Cependant, il est nécessaire de retenir le chic épuré du petit théâtre
inspiré du colisée d’”El Jem”. Une vraie beauté ! Reposant et élégant, il
saura être un havre de paix dans le tumulte de l’exposition. Espérons
seulement que la qualité des contenus qui seront diffusés sur le grand écran
dédié à cet effet saura retenir l’attention des visiteurs qui se rendront
dans notre pavillon national. A l’étage, une exposition de groupe de
peintures est accrochée aux murs. Un café traditionnel servira assurément
des boissons bien de «chez nous».
Au terme d’une visite décevante, on est en droit de se demander comment
cette exposition pourra retenir une foule qui ne saura plus où donner de la
tête par toute la créativité des autres pavillons qui brillent par autant
d’originalité que de simplicité. Des pays qui même avec des moyens limités
ont su faire dans le simple, le ludique et le participatif.
Pour Shanghai 2010, il s’agissait de séduire, de s’inscrire dans un thème et
de susciter de l’émotion. Il s’agissait de traduire la vérité d’un pays
moderne pour qui les nouvelles technologies, le développement durable ou
encore les énergies renouvelables sont une priorité nationale et un
quotidien vérifié. Ils sont en fait au cœur même d’un pays qui innove et qui
se trouve desservi par un stand passéiste. Un stand qui n’arrive pas à
traduire la réalité du pays en y inscrivant toutes ses vérités.

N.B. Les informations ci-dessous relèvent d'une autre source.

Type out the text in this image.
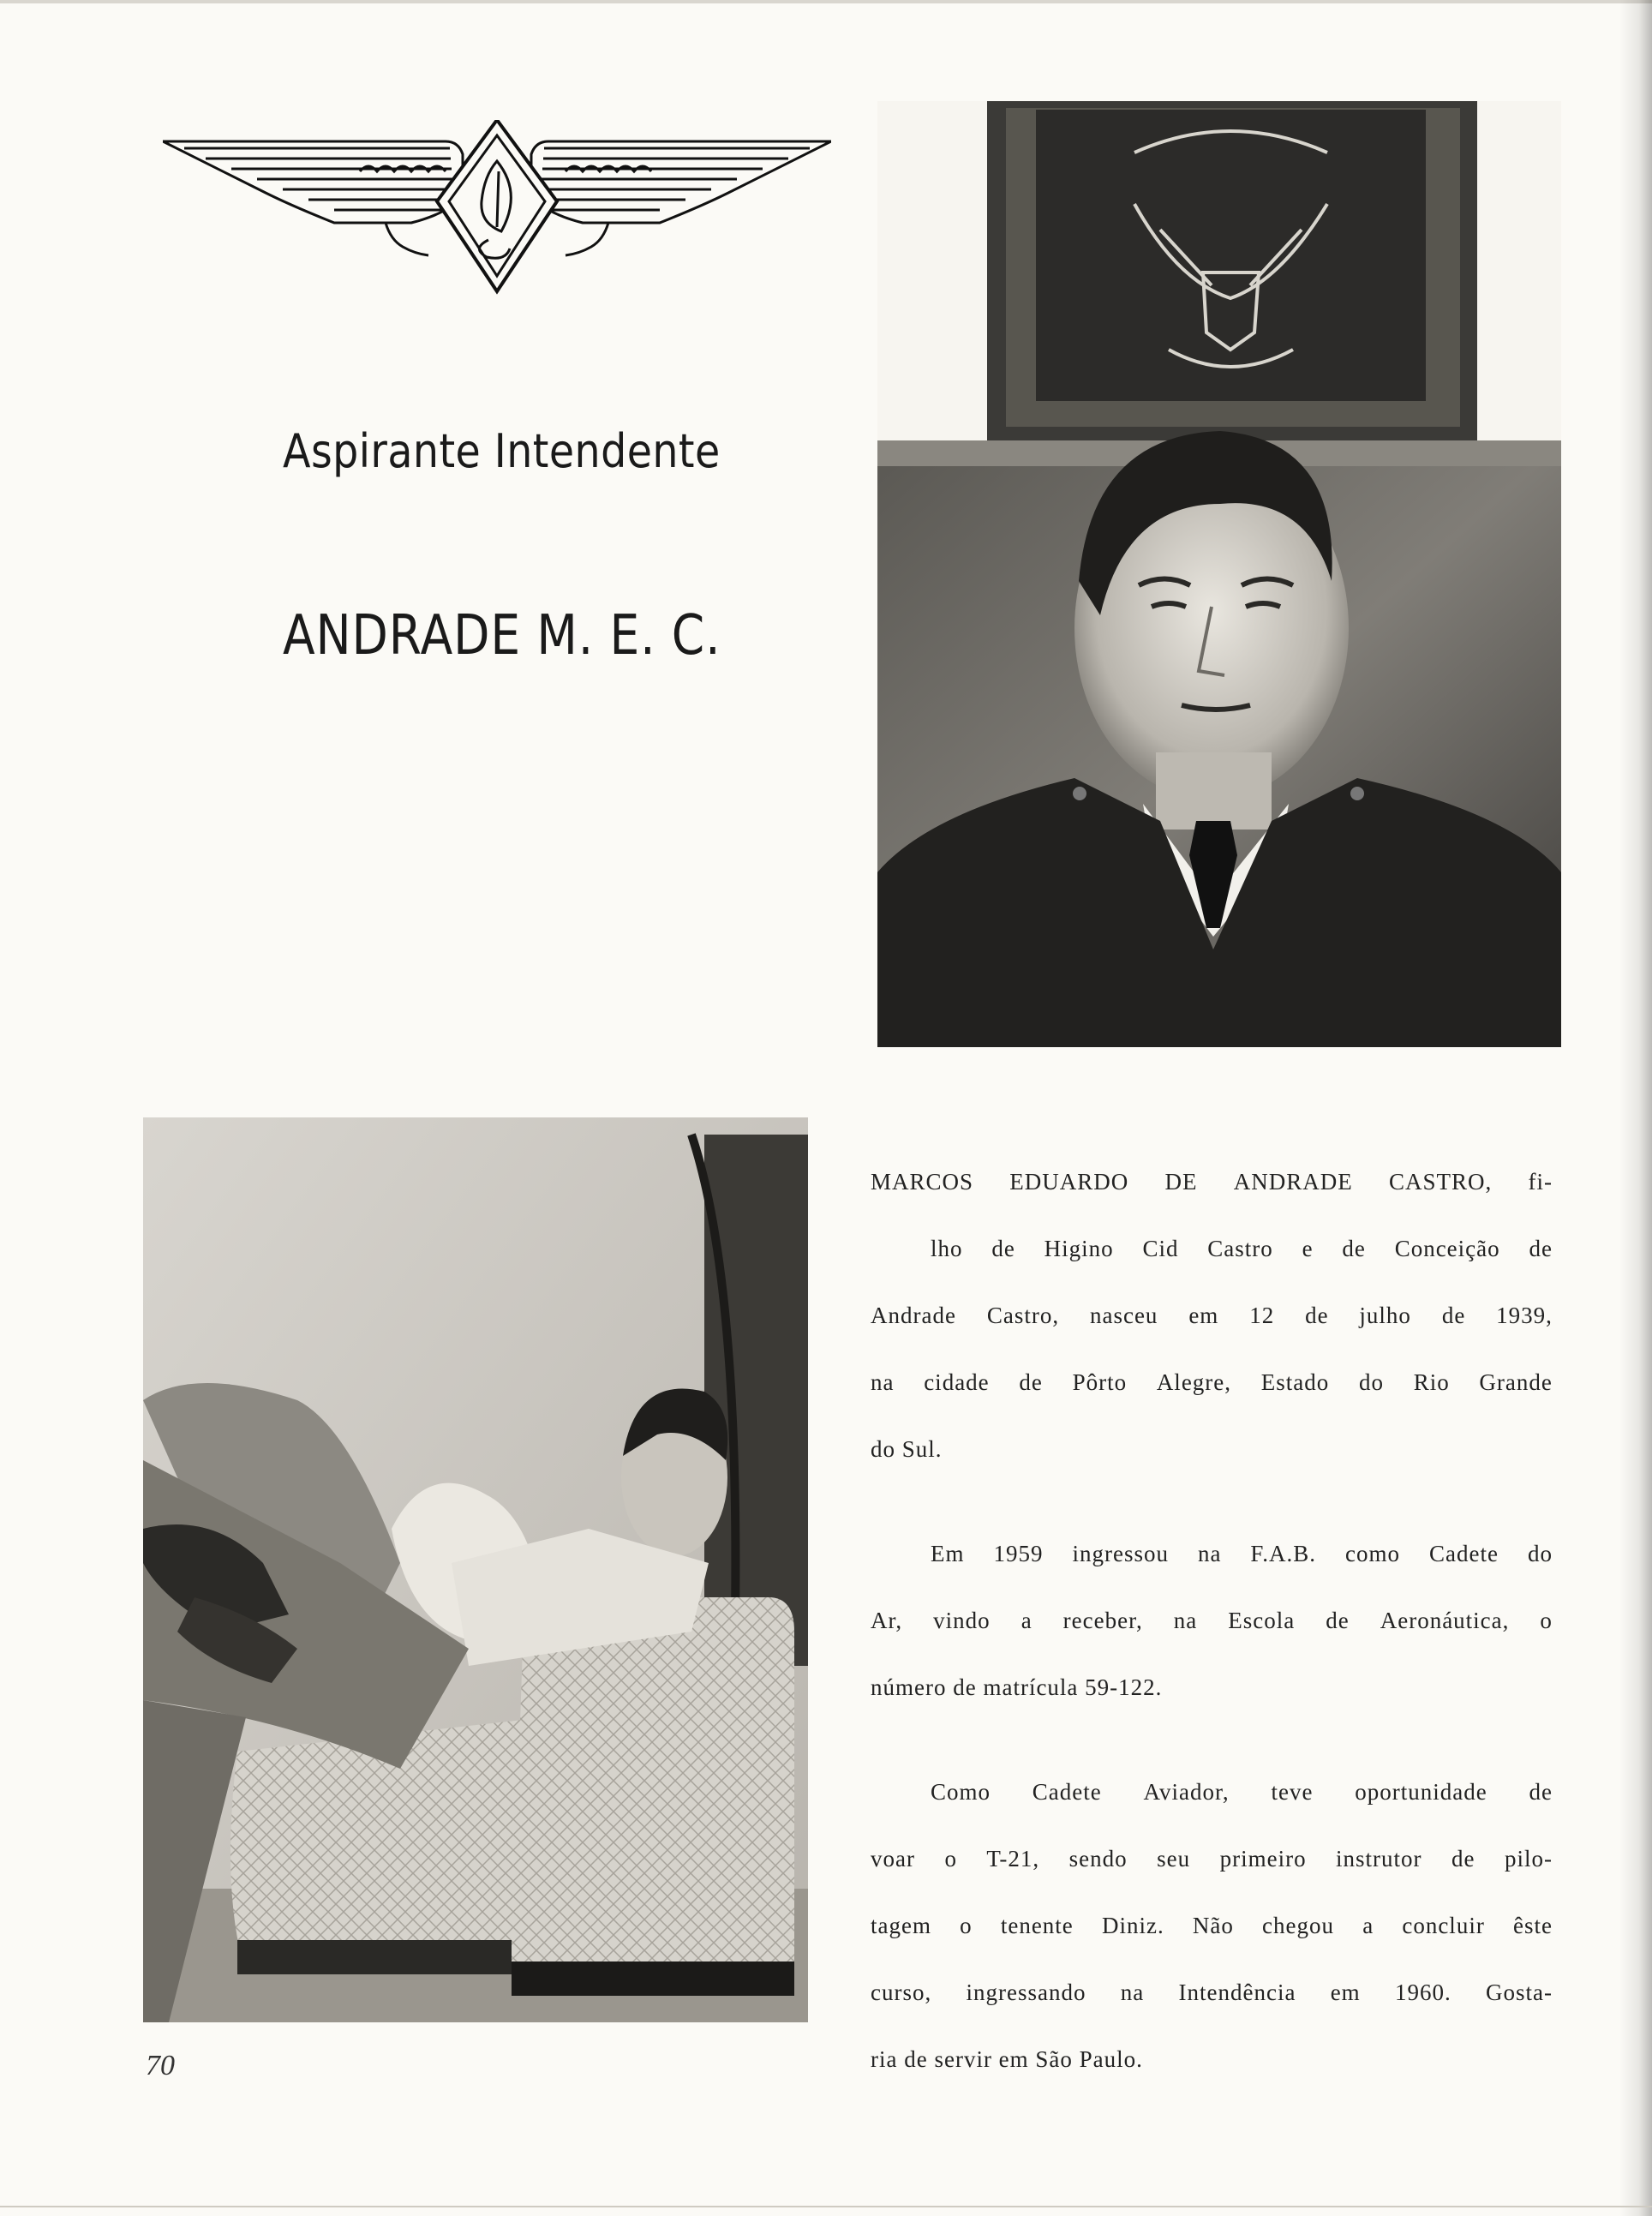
Aspirante Intendente
ANDRADE M. E. C.
MARCOS EDUARDO DE ANDRADE CASTRO, fi-
lho de Higino Cid Castro e de Conceição de
Andrade Castro, nasceu em 12 de julho de 1939,
na cidade de Pôrto Alegre, Estado do Rio Grande
do Sul.
Em 1959 ingressou na F.A.B. como Cadete do
Ar, vindo a receber, na Escola de Aeronáutica, o
número de matrícula 59-122.
Como Cadete Aviador, teve oportunidade de
voar o T-21, sendo seu primeiro instrutor de pilo-
tagem o tenente Diniz. Não chegou a concluir êste
curso, ingressando na Intendência em 1960. Gosta-
ria de servir em São Paulo.
70
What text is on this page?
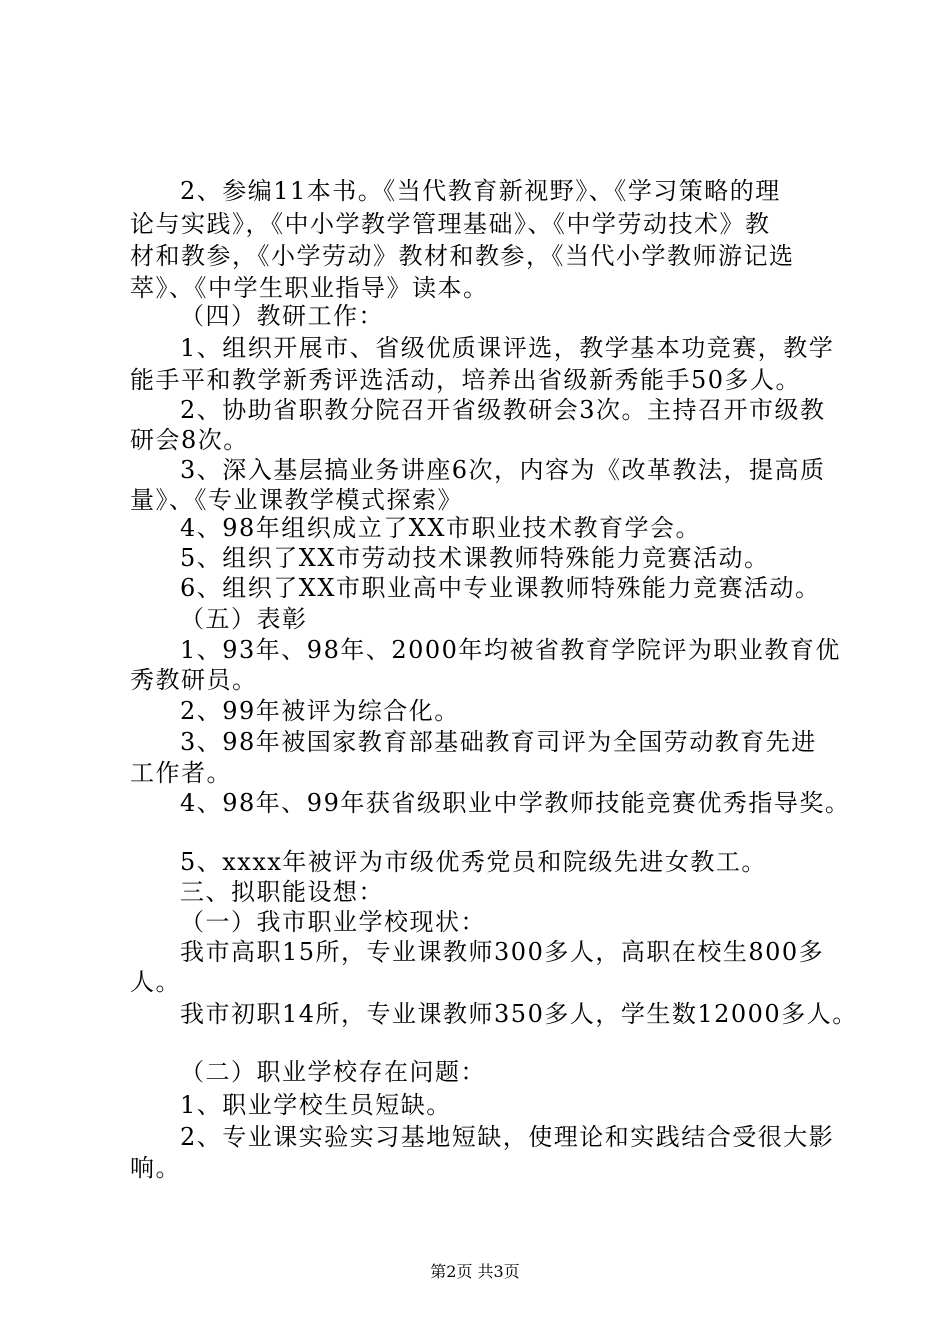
2、参编11本书。《当代教育新视野》、《学习策略的理
论与实践》，《中小学教学管理基础》、《中学劳动技术》教
材和教参，《小学劳动》教材和教参，《当代小学教师游记选
萃》、《中学生职业指导》读本。
（四）教研工作：
1、组织开展市、省级优质课评选，教学基本功竞赛，教学
能手平和教学新秀评选活动，培养出省级新秀能手50多人。
2、协助省职教分院召开省级教研会3次。主持召开市级教
研会8次。
3、深入基层搞业务讲座6次，内容为《改革教法，提高质
量》、《专业课教学模式探索》
4、98年组织成立了XX市职业技术教育学会。
5、组织了XX市劳动技术课教师特殊能力竞赛活动。
6、组织了XX市职业高中专业课教师特殊能力竞赛活动。
（五）表彰
1、93年、98年、2000年均被省教育学院评为职业教育优
秀教研员。
2、99年被评为综合化。
3、98年被国家教育部基础教育司评为全国劳动教育先进
工作者。
4、98年、99年获省级职业中学教师技能竞赛优秀指导奖。
5、xxxx年被评为市级优秀党员和院级先进女教工。
三、拟职能设想：
（一）我市职业学校现状：
我市高职15所，专业课教师300多人，高职在校生800多
人。
我市初职14所，专业课教师350多人，学生数12000多人。
（二）职业学校存在问题：
1、职业学校生员短缺。
2、专业课实验实习基地短缺，使理论和实践结合受很大影
响。
第2页 共3页
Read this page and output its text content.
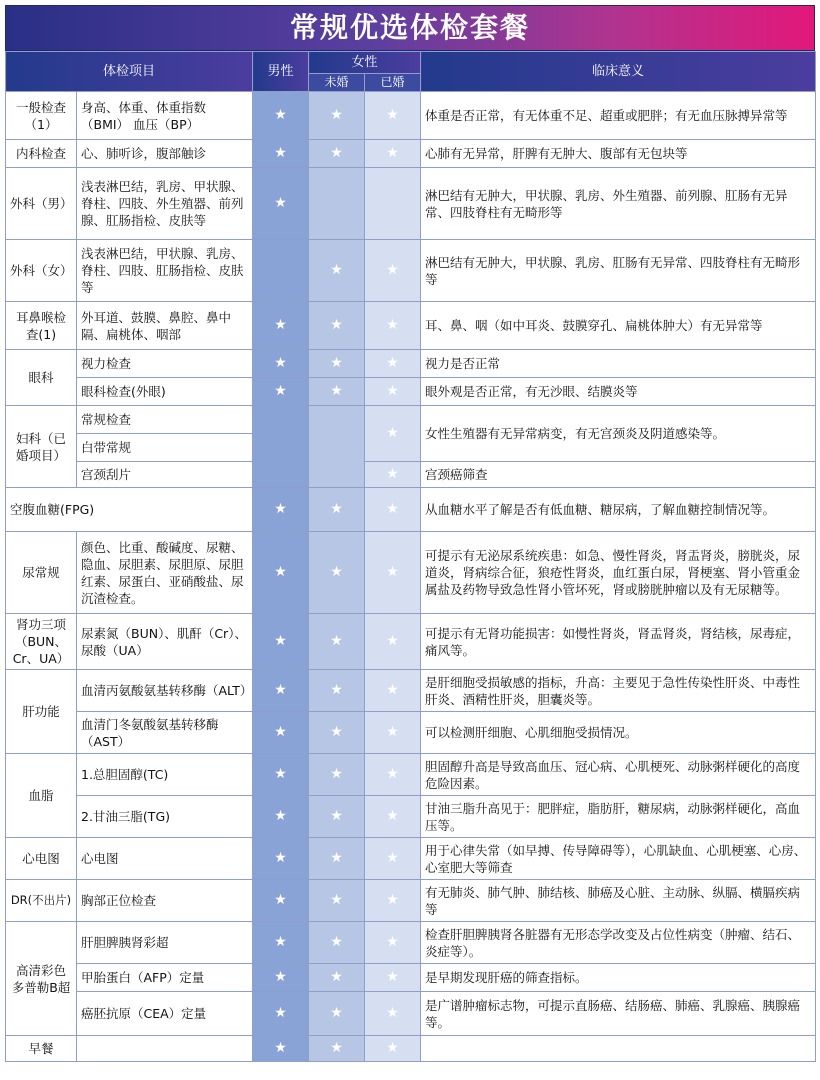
常规优选体检套餐
体检项目		男性	女性		临床意义
			未婚	已婚	
一般检查（1）	身高、体重、体重指数（BMI） 血压（BP）	★	★	★	体重是否正常，有无体重不足、超重或肥胖；有无血压脉搏异常等
内科检查	心、肺听诊，腹部触诊	★	★	★	心肺有无异常，肝脾有无肿大、腹部有无包块等
外科（男）	浅表淋巴结，乳房、甲状腺、脊柱、四肢、外生殖器、前列腺、肛肠指检、皮肤等	★			淋巴结有无肿大，甲状腺、乳房、外生殖器、前列腺、肛肠有无异常、四肢脊柱有无畸形等
外科（女）	浅表淋巴结，甲状腺、乳房、脊柱、四肢、肛肠指检、皮肤等		★	★	淋巴结有无肿大，甲状腺、乳房、肛肠有无异常、四肢脊柱有无畸形等
耳鼻喉检查(1)	外耳道、鼓膜、鼻腔、鼻中隔、扁桃体、咽部	★	★	★	耳、鼻、咽（如中耳炎、鼓膜穿孔、扁桃体肿大）有无异常等
眼科	视力检查	★	★	★	视力是否正常
	眼科检查(外眼)	★	★	★	眼外观是否正常，有无沙眼、结膜炎等
妇科（已婚项目）	常规检查			★	女性生殖器有无异常病变，有无宫颈炎及阴道感染等。
	白带常规				
	宫颈刮片			★	宫颈癌筛查
空腹血糖(FPG)		★	★	★	从血糖水平了解是否有低血糖、糖尿病，了解血糖控制情况等。
尿常规	颜色、比重、酸碱度、尿糖、隐血、尿胆素、尿胆原、尿胆红素、尿蛋白、亚硝酸盐、尿沉渣检查。	★	★	★	可提示有无泌尿系统疾患：如急、慢性肾炎，肾盂肾炎，膀胱炎，尿道炎，肾病综合征，狼疮性肾炎，血红蛋白尿，肾梗塞、肾小管重金属盐及药物导致急性肾小管坏死，肾或膀胱肿瘤以及有无尿糖等。
肾功三项（BUN、Cr、UA）	尿素氮（BUN）、肌酐（Cr）、尿酸（UA）	★	★	★	可提示有无肾功能损害：如慢性肾炎，肾盂肾炎，肾结核，尿毒症，痛风等。
肝功能	血清丙氨酸氨基转移酶（ALT）	★	★	★	是肝细胞受损敏感的指标，升高：主要见于急性传染性肝炎、中毒性肝炎、酒精性肝炎，胆囊炎等。
	血清门冬氨酸氨基转移酶（AST）	★	★	★	可以检测肝细胞、心肌细胞受损情况。
血脂	1.总胆固醇(TC)	★	★	★	胆固醇升高是导致高血压、冠心病、心肌梗死、动脉粥样硬化的高度危险因素。
	2.甘油三脂(TG)	★	★	★	甘油三脂升高见于：肥胖症，脂肪肝，糖尿病，动脉粥样硬化，高血压等。
心电图	心电图	★	★	★	用于心律失常（如早搏、传导障碍等），心肌缺血、心肌梗塞、心房、心室肥大等筛查
DR(不出片)	胸部正位检查	★	★	★	有无肺炎、肺气肿、肺结核、肺癌及心脏、主动脉、纵膈、横膈疾病等
高清彩色多普勒B超	肝胆脾胰肾彩超	★	★	★	检查肝胆脾胰肾各脏器有无形态学改变及占位性病变（肿瘤、结石、炎症等）。
	甲胎蛋白（AFP）定量	★	★	★	是早期发现肝癌的筛查指标。
	癌胚抗原（CEA）定量	★	★	★	是广谱肿瘤标志物，可提示直肠癌、结肠癌、肺癌、乳腺癌、胰腺癌等。
早餐		★	★	★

Au terme de cette visite, il semble que le pavillon Tunisie rate un
rendez-vous important pour se présenter au mieux. On repart de l’exposition
Universelle 2010 la déception aux yeux et la colère au ventre. Notre pays
aurait mérité mieux ! A l’exposition universelle de Shanghai, notre Tunisie
millénaire ne paraît que l’ombre d’elle-même. Au delà de cette
participation, il est urgent de repenser l’image que nous voulons, devons et
pouvons vraiment donner de notre pays. Cela mérite bien plus qu’une
question. Cette interrogation est essentielle à la lumière de cette
manifestation. Elle nous oblige à donner des réponses précises en ces temps
où la singularité doit être un atout pour avoir une longueur d’avance sur
les concurrents.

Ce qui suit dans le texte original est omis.